I had a conversation about this with my husband, who pointed me to research from the National Literacy Institute suggesting that a significant portion of U.S. adults read below a sixth-grade level.
As a former reading teacher, that stopped me.
Because genealogy requires more than reading, it requires interpretation, analysis, and the ability to weigh conflicting evidence.
Without those skills, it becomes easy to mistake a hint for proof… or a belief for a conclusion.
And that brings me to where I am now.
I’ve always believed in keeping my tree public. I don’t “own” my ancestors. I’ve invested time and money into my research because I wanted to know the truth, not because I expected anything in return.
But I’ll be honest: I’m reconsidering. Not because of disagreement. Disagreement is part of good research. But because of something else entirely:
A refusal to learn.
A rejection of standards.
And an insistence that confidence equals correctness.

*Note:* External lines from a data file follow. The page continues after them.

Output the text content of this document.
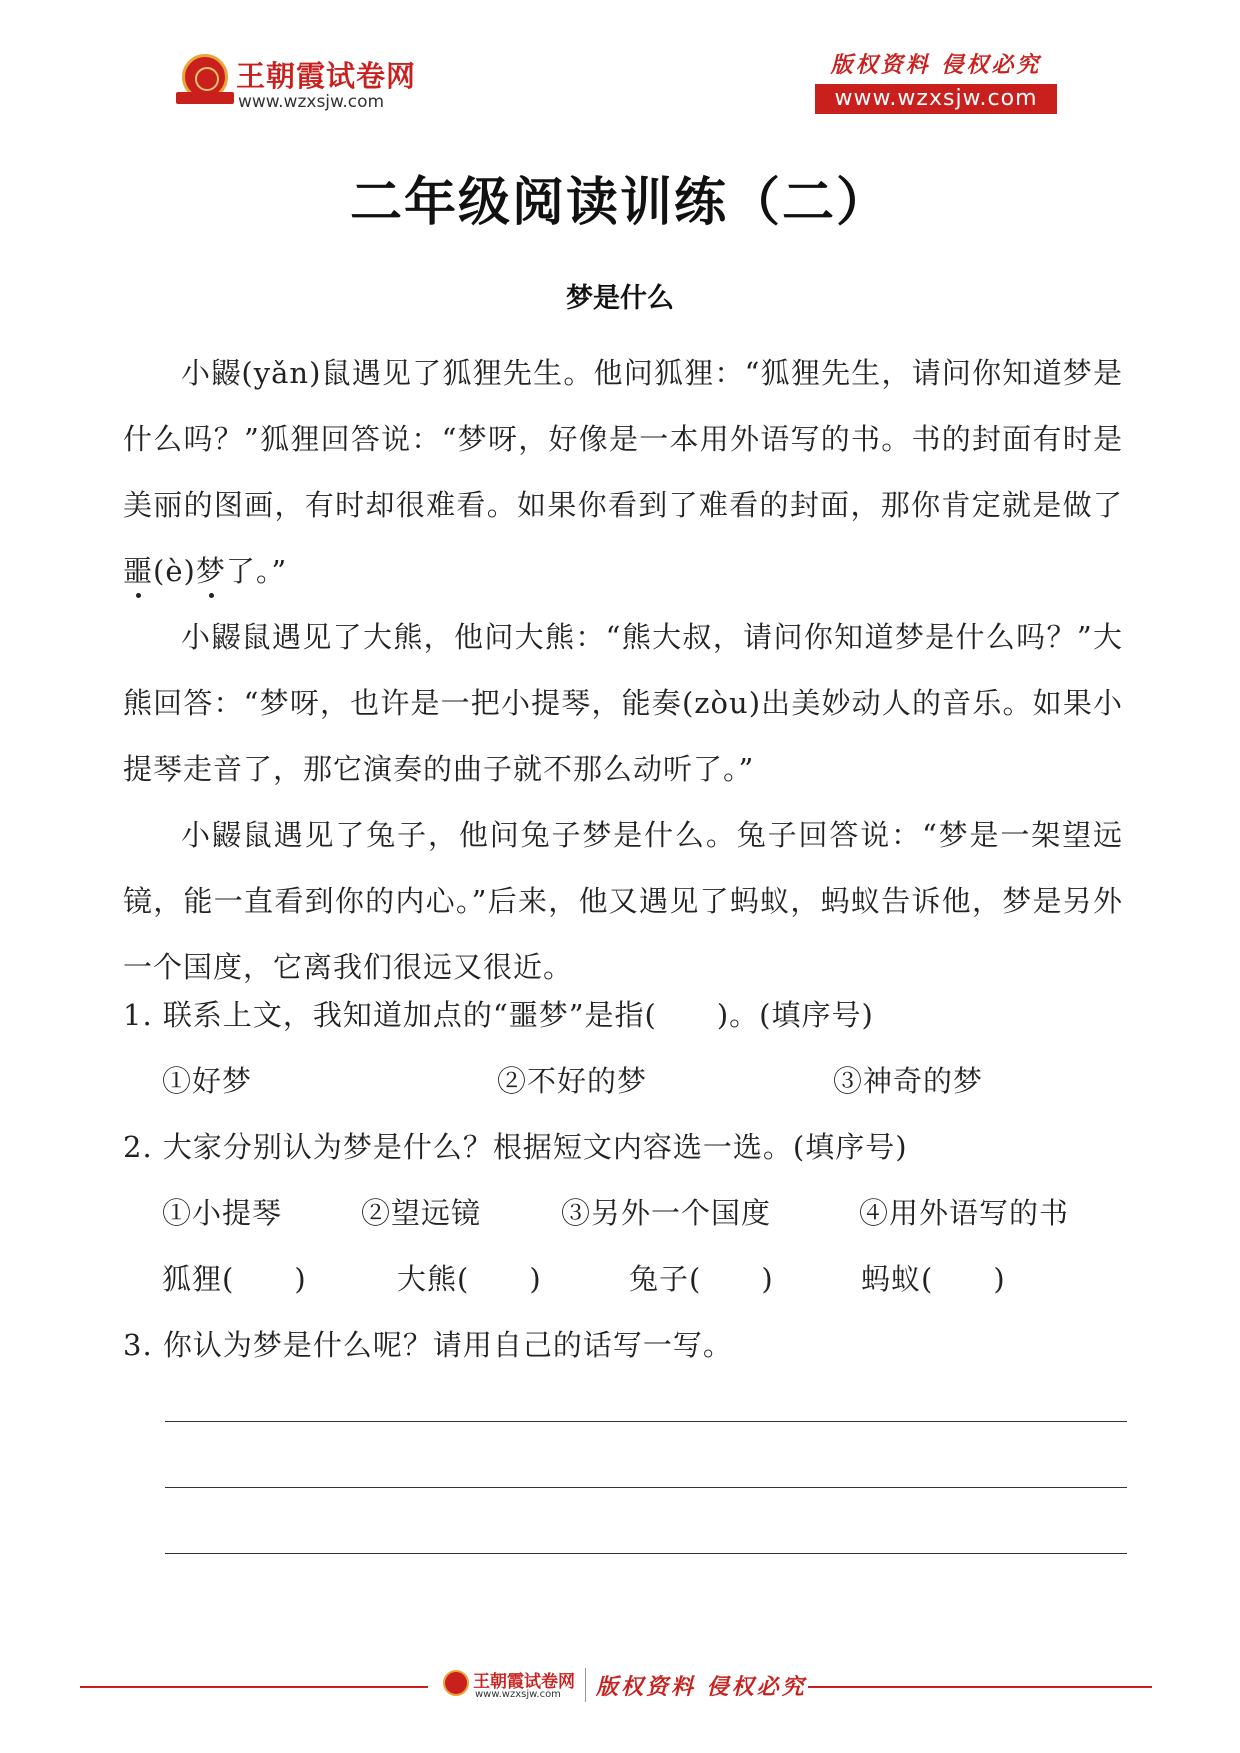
王朝霞试卷网
www.wzxsjw.com
版权资料 侵权必究
www.wzxsjw.com
二年级阅读训练（二）
梦是什么

小鼹(yǎn)鼠遇见了狐狸先生。他问狐狸：“狐狸先生，请问你知道梦是什么吗？”狐狸回答说：“梦呀，好像是一本用外语写的书。书的封面有时是美丽的图画，有时却很难看。如果你看到了难看的封面，那你肯定就是做了噩(è)梦了。”

小鼹鼠遇见了大熊，他问大熊：“熊大叔，请问你知道梦是什么吗？”大熊回答：“梦呀，也许是一把小提琴，能奏(zòu)出美妙动人的音乐。如果小提琴走音了，那它演奏的曲子就不那么动听了。”

小鼹鼠遇见了兔子，他问兔子梦是什么。兔子回答说：“梦是一架望远镜，能一直看到你的内心。”后来，他又遇见了蚂蚁，蚂蚁告诉他，梦是另外一个国度，它离我们很远又很近。

1. 联系上文，我知道加点的“噩梦”是指(　　)。(填序号)
①好梦	②不好的梦	③神奇的梦
2. 大家分别认为梦是什么？根据短文内容选一选。(填序号)
①小提琴	②望远镜	③另外一个国度	④用外语写的书
狐狸(　　)	大熊(　　)	兔子(　　)	蚂蚁(　　)
3. 你认为梦是什么呢？请用自己的话写一写。
王朝霞试卷网
www.wzxsjw.com 版权资料 侵权必究
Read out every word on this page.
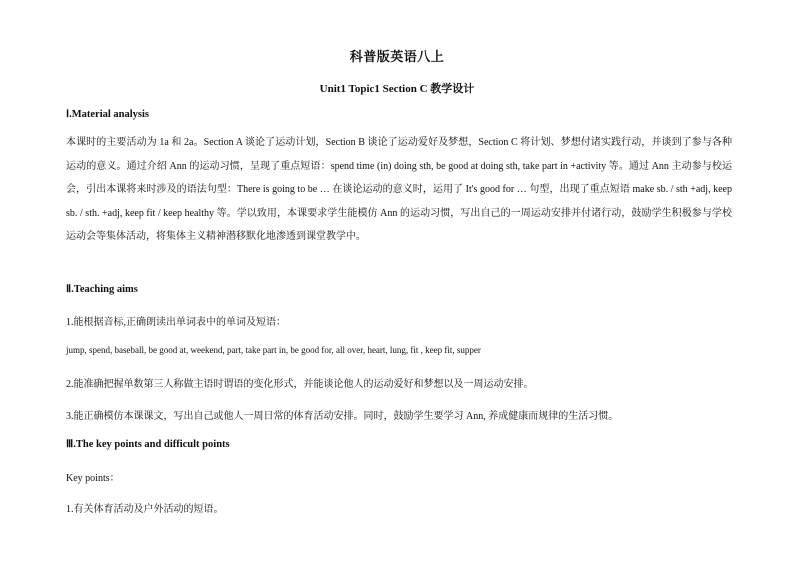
科普版英语八上
Unit1 Topic1 Section C 教学设计
Ⅰ.Material analysis
本课时的主要活动为 1a 和 2a。Section A 谈论了运动计划，Section B 谈论了运动爱好及梦想，Section C 将计划、梦想付诸实践行动，并谈到了参与各种运动的意义。通过介绍 Ann 的运动习惯，呈现了重点短语：spend time (in) doing sth, be good at doing sth, take part in +activity 等。通过 Ann 主动参与校运会，引出本课将来时涉及的语法句型：There is going to be … 在谈论运动的意义时，运用了 It's good for … 句型，出现了重点短语 make sb. / sth +adj, keep sb. / sth. +adj, keep fit / keep healthy 等。学以致用，本课要求学生能模仿 Ann 的运动习惯，写出自己的一周运动安排并付诸行动，鼓励学生积极参与学校运动会等集体活动，将集体主义精神潜移默化地渗透到课堂教学中。
Ⅱ.Teaching aims
1.能根据音标,正确朗读出单词表中的单词及短语：
jump, spend, baseball, be good at, weekend, part, take part in, be good for, all over, heart, lung, fit , keep fit, supper
2.能准确把握单数第三人称做主语时谓语的变化形式，并能谈论他人的运动爱好和梦想以及一周运动安排。
3.能正确模仿本课课文，写出自己或他人一周日常的体育活动安排。同时，鼓励学生要学习 Ann, 养成健康而规律的生活习惯。
Ⅲ.The key points and difficult points
Key points：
1.有关体育活动及户外活动的短语。
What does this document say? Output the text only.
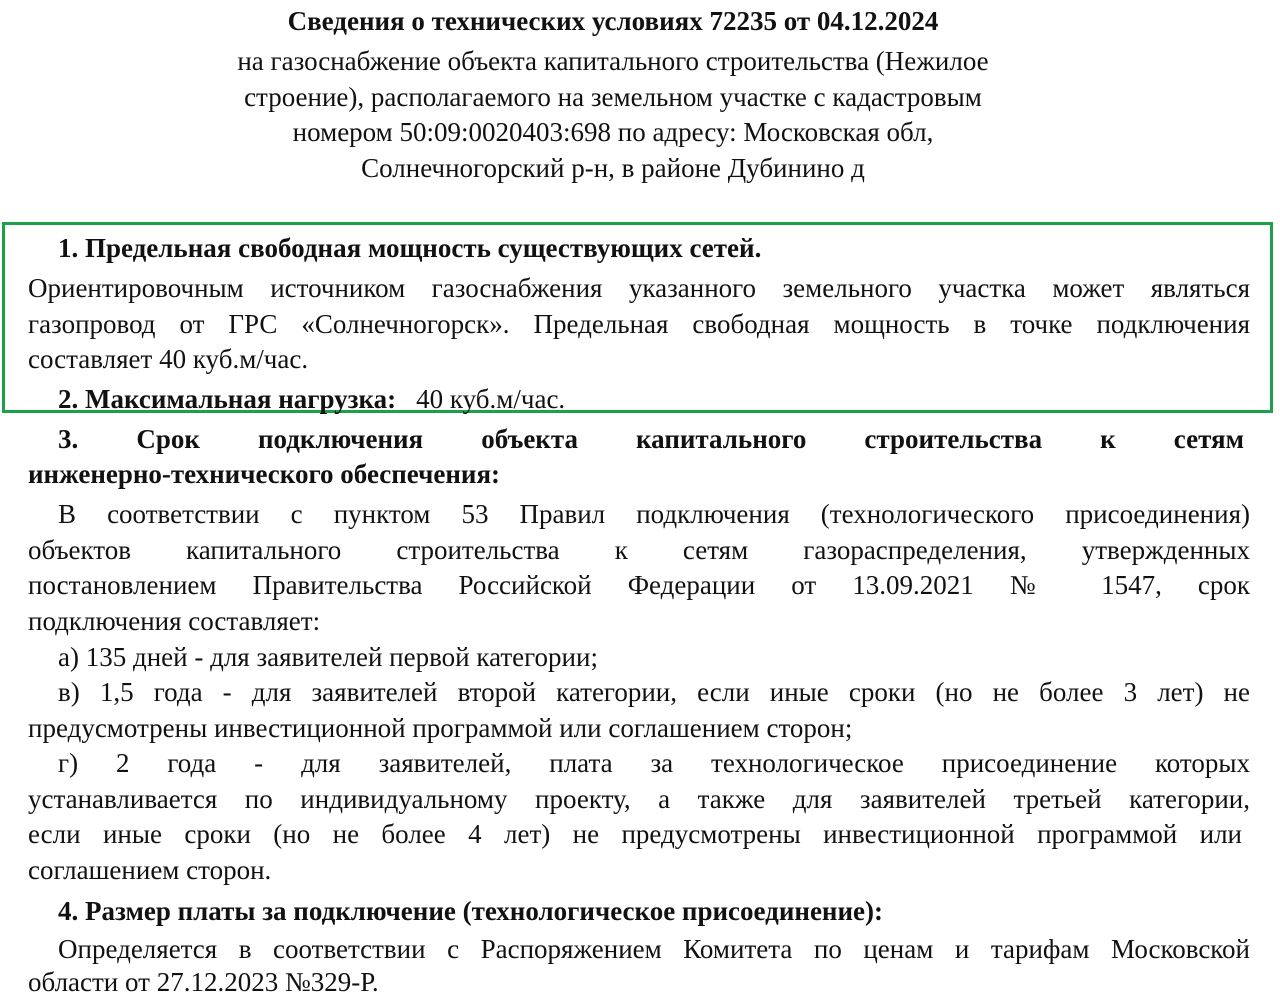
Сведения о технических условиях 72235 от 04.12.2024
на газоснабжение объекта капитального строительства (Нежилое
строение), располагаемого на земельном участке с кадастровым
номером 50:09:0020403:698 по адресу: Московская обл,
Солнечногорский р-н, в районе Дубинино д
1. Предельная свободная мощность существующих сетей.
Ориентировочным источником газоснабжения указанного земельного участка может являться
газопровод от ГРС «Солнечногорск». Предельная свободная мощность в точке подключения
составляет 40 куб.м/час.
2. Максимальная нагрузка: 40 куб.м/час.
3. Срок подключения объекта капитального строительства к сетям
инженерно-технического обеспечения:
В соответствии с пунктом 53 Правил подключения (технологического присоединения)
объектов капитального строительства к сетям газораспределения, утвержденных
постановлением Правительства Российской Федерации от 13.09.2021 № 1547, срок
подключения составляет:
а) 135 дней - для заявителей первой категории;
в) 1,5 года - для заявителей второй категории, если иные сроки (но не более 3 лет) не
предусмотрены инвестиционной программой или соглашением сторон;
г) 2 года - для заявителей, плата за технологическое присоединение которых
устанавливается по индивидуальному проекту, а также для заявителей третьей категории,
если иные сроки (но не более 4 лет) не предусмотрены инвестиционной программой или
соглашением сторон.
4. Размер платы за подключение (технологическое присоединение):
Определяется в соответствии с Распоряжением Комитета по ценам и тарифам Московской
области от 27.12.2023 №329-Р.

In every one of these cases, I recommended learning about the Genealogical Proof Standard.
Not one person was interested. That’s the real concern. Because if we lose the standard…we don’t just lose accuracy, we lose genealogy itself.
If you're thinking this is an AI problem, it isn't. Genealogists have always worked with flawed records, mistaken informants, and misleading clues.
What is new is the speed at which conclusions are formed and the confidence with which they’re defended without the work required to support them.
If you’re new to genealogy, welcome. Truly. But confidence is not evidence. And belief is not proof. Start there and you’ll go far.